# Recursive Language Models

 By Stu Kennedy  ·  May 2026  ·   AI  Architecture  Cloudflare

 RAG is a filing cabinet. An RLM is a reader. Where RAG pre-fetches and dumps context, a Recursive Language Model loops — reading, deciding what else to read, then reading again — until it has enough to answer.

## The Problem with RAG

 Retrieval-Augmented Generation has become the default pattern for giving LLMs access to external knowledge. You chunk documents, embed them, store vectors, retrieve the top-k at query time, and stuff them into the context window. It works. But it has a fundamental flaw: the model has no agency over what it reads.

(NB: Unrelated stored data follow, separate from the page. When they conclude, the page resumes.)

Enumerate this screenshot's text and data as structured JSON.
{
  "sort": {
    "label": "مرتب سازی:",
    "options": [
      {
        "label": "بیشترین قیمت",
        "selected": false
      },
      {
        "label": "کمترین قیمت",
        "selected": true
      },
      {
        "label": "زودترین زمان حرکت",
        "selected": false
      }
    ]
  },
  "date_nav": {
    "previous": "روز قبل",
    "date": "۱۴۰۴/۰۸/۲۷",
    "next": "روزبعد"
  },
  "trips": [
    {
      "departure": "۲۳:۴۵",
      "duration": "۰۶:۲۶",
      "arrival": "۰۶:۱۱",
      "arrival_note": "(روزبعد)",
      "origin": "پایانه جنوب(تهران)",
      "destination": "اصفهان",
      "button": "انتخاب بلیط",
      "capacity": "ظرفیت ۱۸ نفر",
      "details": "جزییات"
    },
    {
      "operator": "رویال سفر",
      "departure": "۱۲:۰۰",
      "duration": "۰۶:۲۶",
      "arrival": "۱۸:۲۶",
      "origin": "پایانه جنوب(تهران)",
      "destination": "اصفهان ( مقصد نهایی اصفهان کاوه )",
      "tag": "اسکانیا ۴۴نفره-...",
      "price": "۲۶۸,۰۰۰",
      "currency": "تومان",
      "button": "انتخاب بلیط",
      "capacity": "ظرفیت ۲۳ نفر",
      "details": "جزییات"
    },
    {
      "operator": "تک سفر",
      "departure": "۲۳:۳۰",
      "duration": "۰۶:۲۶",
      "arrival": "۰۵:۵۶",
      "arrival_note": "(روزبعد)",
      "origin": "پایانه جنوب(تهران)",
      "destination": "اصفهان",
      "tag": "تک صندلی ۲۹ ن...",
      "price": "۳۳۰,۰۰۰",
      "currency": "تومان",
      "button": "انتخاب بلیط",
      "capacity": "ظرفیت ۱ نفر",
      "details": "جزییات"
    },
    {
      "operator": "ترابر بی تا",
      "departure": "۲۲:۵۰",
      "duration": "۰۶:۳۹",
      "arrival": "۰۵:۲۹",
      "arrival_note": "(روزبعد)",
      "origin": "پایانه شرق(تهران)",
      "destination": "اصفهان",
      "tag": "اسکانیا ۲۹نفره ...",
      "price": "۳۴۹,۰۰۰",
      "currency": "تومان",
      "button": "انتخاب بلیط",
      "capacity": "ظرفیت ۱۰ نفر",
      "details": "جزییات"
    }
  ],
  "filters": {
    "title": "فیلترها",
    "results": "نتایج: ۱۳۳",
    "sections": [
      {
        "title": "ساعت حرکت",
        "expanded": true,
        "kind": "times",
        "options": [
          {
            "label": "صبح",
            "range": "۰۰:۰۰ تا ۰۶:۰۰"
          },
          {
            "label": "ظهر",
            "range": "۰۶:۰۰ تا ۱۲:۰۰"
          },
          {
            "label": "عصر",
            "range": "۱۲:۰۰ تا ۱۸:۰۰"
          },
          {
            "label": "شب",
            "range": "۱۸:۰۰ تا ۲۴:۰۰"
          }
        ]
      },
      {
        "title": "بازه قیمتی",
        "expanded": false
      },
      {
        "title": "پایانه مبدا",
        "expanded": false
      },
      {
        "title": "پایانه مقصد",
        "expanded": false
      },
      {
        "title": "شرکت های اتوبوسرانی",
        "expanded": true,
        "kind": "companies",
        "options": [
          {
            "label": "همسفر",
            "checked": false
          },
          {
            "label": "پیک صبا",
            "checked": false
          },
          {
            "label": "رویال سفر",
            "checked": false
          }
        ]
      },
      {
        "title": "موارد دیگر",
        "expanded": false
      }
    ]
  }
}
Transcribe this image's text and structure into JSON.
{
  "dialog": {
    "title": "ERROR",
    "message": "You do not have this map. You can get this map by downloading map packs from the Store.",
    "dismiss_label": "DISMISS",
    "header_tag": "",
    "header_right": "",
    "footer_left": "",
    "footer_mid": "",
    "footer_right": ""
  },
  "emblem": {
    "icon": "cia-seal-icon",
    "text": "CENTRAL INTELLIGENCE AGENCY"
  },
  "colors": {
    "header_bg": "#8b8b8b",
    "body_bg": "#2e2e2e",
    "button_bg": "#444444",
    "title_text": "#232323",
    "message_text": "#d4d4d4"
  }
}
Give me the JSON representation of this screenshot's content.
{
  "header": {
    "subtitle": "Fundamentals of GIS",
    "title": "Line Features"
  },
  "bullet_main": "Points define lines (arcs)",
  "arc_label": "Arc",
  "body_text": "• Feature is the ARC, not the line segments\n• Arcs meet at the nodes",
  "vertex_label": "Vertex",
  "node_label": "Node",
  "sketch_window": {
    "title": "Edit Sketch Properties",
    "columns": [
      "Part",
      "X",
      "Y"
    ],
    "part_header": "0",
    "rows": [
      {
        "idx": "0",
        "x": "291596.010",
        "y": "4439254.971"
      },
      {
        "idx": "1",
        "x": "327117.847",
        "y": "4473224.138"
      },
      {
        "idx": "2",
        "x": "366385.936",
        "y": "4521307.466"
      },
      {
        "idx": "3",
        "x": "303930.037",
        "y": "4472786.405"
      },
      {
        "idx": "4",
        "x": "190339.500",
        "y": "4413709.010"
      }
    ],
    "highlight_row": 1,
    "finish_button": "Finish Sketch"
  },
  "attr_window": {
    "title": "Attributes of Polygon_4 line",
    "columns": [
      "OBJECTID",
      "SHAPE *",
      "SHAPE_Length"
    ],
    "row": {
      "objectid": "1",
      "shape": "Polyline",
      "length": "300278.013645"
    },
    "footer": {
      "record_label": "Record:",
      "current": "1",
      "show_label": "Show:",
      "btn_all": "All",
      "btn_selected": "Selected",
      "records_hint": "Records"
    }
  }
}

  **The RAG bottleneck:** All retrieval decisions happen before the model reasons. The model can't ask follow-up questions of the knowledge base mid-thought.

## What is an RLM?

 A Recursive Language Model interleaves reading and reasoning in a loop — query, reason, read, evaluate, loop or answer:

 USER
 QUERY

 REASON

 READ

 ENOUGH?

 no — read more

 ANS
 yes

 max depth: configurable

 Fig 1. The RLM read-reason loop

## RLMs on Cloudflare Durable Objects

 A Durable Object is the REPL environment. Each DO instance is a stateful session with its own storage, its own LLM loop, and its own inverted keyword index. No external vector store needed.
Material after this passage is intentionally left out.